Interventional Treatments

  1. Intra-articular Injections: Corticosteroids or local anesthetics can provide temporary relief. Intra-articular corticosteroid injections are beneficial in treating sacroiliitis or other inflammatory conditions. These injections help reduce inflammation and provide pain relief by delivering medication directly to the joint space. Confirmation of SI joint pain can be made by an image-guided anesthetic block to the SI joint. This method is supported by systematic reviews identifying the diagnostic accuracy of SI joint injections.
  2. Radiofrequency Ablation: This technique involves applying radiofrequency energy to disrupt nerve signals, providing longer-term pain relief. Cooled radiofrequency ablation of the L4 and L5 medial branch and lateral sacral branches is beneficial in patients with a positive response to a diagnostic SI joint block. Radiofrequency ablation works by creating a thermal lesion on the nerves supplying the SI joint, interrupting the pain signals and providing relief for several months.
  3. SI Joint Fusion: Surgical fusion may be considered for patients who do not respond to conservative or interventional treatments. Patients who do not report improvement in pain symptoms after conservative and less invasive interventions may benefit from surgical fusion of the SI joint. This procedure involves fusing the SI joint to provide stability and reduce pain by eliminating abnormal motion.

Conclusion

Sacroiliac joint dysfunction is a significant contributor to low back pain and requires a comprehensive approach to diagnosis and treatment. Understanding the underlying pathophysiology and employing a combination of conservative and interventional therapies can lead to effective management and improved patient outcomes.

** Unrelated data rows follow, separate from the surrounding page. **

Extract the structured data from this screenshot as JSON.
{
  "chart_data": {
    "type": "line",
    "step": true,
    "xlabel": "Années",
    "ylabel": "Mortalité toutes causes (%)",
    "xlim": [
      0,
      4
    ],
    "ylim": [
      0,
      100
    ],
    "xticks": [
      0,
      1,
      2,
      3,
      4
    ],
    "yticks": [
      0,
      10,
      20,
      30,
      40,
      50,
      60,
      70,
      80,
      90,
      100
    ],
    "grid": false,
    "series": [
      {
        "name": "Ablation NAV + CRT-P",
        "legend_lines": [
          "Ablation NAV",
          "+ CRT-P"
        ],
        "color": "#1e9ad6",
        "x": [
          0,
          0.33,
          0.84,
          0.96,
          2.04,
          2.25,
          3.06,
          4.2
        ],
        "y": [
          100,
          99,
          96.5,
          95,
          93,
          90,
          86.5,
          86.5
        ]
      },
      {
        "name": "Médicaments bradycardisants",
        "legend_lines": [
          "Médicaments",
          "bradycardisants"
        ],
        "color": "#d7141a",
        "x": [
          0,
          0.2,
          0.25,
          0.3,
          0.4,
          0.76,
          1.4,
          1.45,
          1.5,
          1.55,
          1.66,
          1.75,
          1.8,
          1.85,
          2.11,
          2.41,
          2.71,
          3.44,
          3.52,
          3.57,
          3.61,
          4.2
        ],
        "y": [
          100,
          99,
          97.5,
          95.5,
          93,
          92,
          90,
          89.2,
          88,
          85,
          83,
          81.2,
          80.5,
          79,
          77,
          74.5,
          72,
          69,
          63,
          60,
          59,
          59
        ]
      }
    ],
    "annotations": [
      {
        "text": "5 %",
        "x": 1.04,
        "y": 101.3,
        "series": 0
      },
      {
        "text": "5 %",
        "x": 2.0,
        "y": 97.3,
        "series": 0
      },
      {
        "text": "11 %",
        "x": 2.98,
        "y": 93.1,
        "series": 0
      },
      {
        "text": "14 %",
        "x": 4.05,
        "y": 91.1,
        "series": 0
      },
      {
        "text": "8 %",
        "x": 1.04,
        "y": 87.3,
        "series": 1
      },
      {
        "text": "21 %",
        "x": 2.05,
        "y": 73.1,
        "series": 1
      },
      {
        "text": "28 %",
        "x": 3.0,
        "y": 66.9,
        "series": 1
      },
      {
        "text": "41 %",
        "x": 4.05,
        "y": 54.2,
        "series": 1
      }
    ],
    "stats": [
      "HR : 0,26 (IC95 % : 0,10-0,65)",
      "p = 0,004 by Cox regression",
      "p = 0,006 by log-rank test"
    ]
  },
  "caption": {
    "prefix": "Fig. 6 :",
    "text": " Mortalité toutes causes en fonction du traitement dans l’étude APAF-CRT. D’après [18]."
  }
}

Incorporating the key recommendations for practice, such as the use of multiple provocation tests and image-guided anesthetic blocks, can enhance diagnostic accuracy and treatment efficacy. Furthermore, a multidisciplinary approach involving medications, physical therapy, and interventional procedures ensures a holistic and patient-centered strategy in managing SI joint dysfunction.


References

  1. Newman, David P., and Adam T. Soto. "Sacroiliac joint dysfunction: diagnosis and treatment." American Family Physician 105.3 (2022): 239-245.
  2. Gartenberg, Ariella, Adam Nessim, and Woojin Cho. "Sacroiliac joint dysfunction: pathophysiology, diagnosis, and treatment." European Spine Journal 30 (2021): 2936-2943.